O potencial de um individuo estúpido criar estragos depende de dois fatores: o genético (se pertencer a um grupo potente e herdar do seu grupo a posição, o seu poder é negativo) e o conjuntural, isto é, a posição de poder que detém na sociedade (se chegar a posições de controlo, na cultura, no governo, na hierarquia religiosa, etc., as consequências são desastrosas). Mas, porque é que as pessoas estúpidas chegam a essas posições? Primeiro, porque, segundo a primeira lei, subestimamos a sua existência, e também por razões de classe, casta ou pertença a partidos ou movimentos influentes (neste último caso, não esquecer a segunda lei: uma fração da população votante é estúpida e as eleições oferecem uma oportunidade de criar um panorama em que não se não ganha nada e se faz perder também os outros – uma relação menos-menos).

Os estúpidos que dão o poder aos estúpidos perpetuam a estupidez e os danos à sociedade: não deixam os I desenvolverem as suas possibilidades, alimentam-se dos D e apoiam-se nos B. Os I aprendem que podem ser perseguidos sem nenhuma razão, e os B, em conjuntura favorável, podem causar danos improváveis, apanham o outro de surpresa, não permitem qualquer defesa, porque o ataque dos B obedece a um plano lógico. Como escreveu Dickens, contra a estupidez e a má digestão o homem pode pouco.

O que é que acontece no momento em que as bruxas andam à volta do caldeirão?

Cipolla responde com clareza: o número de pessoas estúpidas não aumentou, é sempre uma constante, no entanto, o resto da população nota que nas posições de poder – na cultura, na ciência, na religião, na política – se encontram mais E e B, aproximando-se os B da estupidez e os E do banditismo. É cada vez maior o número dos D, aproximando-se os I da condição de pobreza e impotência. Esta mudança na composição da população reforça o poder destrutivo dos B e a sociedade entra em declínio. “And the country goes to Hell” Menos-menos.

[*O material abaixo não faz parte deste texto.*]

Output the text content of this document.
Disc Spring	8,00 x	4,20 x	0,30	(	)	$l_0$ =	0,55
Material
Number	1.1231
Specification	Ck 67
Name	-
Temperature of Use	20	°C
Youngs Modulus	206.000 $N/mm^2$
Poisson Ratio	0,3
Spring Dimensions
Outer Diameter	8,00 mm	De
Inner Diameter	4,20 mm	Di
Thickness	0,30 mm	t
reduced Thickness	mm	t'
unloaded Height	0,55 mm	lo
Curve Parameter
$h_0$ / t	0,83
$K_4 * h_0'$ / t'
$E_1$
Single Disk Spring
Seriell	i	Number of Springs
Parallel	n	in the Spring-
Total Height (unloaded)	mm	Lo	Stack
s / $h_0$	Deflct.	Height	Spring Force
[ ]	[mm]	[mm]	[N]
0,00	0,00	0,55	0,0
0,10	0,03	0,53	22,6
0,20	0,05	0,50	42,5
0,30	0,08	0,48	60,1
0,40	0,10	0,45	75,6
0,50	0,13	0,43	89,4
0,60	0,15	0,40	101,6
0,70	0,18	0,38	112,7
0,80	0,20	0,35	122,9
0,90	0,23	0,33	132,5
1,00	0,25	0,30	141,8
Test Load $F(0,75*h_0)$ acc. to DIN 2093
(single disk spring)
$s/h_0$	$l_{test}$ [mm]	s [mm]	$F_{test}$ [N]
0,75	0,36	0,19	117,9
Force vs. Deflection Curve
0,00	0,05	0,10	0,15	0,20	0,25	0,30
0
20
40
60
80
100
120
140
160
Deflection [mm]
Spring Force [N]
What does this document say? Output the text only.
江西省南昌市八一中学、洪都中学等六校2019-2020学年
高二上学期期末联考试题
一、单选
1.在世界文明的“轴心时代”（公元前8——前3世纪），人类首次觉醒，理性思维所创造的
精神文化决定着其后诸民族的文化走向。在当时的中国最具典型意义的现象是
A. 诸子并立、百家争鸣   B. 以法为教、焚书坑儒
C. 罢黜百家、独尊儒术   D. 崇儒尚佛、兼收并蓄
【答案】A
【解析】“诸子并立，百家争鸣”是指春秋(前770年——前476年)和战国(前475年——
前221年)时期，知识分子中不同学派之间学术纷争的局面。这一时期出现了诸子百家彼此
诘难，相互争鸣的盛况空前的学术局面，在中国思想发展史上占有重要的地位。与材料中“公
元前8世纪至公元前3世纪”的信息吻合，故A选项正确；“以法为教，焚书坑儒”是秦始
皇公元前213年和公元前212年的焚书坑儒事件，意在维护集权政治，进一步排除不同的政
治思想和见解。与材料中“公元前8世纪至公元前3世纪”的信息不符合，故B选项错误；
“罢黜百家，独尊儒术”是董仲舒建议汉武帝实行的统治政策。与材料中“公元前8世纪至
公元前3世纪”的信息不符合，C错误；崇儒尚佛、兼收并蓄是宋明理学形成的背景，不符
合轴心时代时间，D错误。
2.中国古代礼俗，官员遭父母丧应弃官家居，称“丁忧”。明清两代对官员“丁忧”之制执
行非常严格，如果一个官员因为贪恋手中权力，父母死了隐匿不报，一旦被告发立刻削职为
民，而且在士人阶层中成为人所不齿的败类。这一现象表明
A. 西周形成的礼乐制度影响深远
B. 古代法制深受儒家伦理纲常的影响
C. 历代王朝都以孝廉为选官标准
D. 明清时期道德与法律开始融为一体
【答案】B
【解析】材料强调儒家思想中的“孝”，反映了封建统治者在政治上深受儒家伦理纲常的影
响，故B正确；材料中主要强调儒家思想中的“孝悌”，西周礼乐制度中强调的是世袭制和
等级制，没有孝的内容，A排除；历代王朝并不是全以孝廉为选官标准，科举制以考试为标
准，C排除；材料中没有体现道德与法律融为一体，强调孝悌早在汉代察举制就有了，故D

Com as devidas ressalvas ao tom brincalhão e bem-humorado do autor, a verdade é que estamos sempre mais próximos de um momento em que os Bandidos mandarão na ordem mundial e só a lucidez nos poderá salvar, defendendo o humanismo, a empatia, a compaixão, os direitos e os valores. Não o poderemos fazer calados, nem do sofá, sob pena de, sem quase perceber, estarmos todos em condição de desgraça.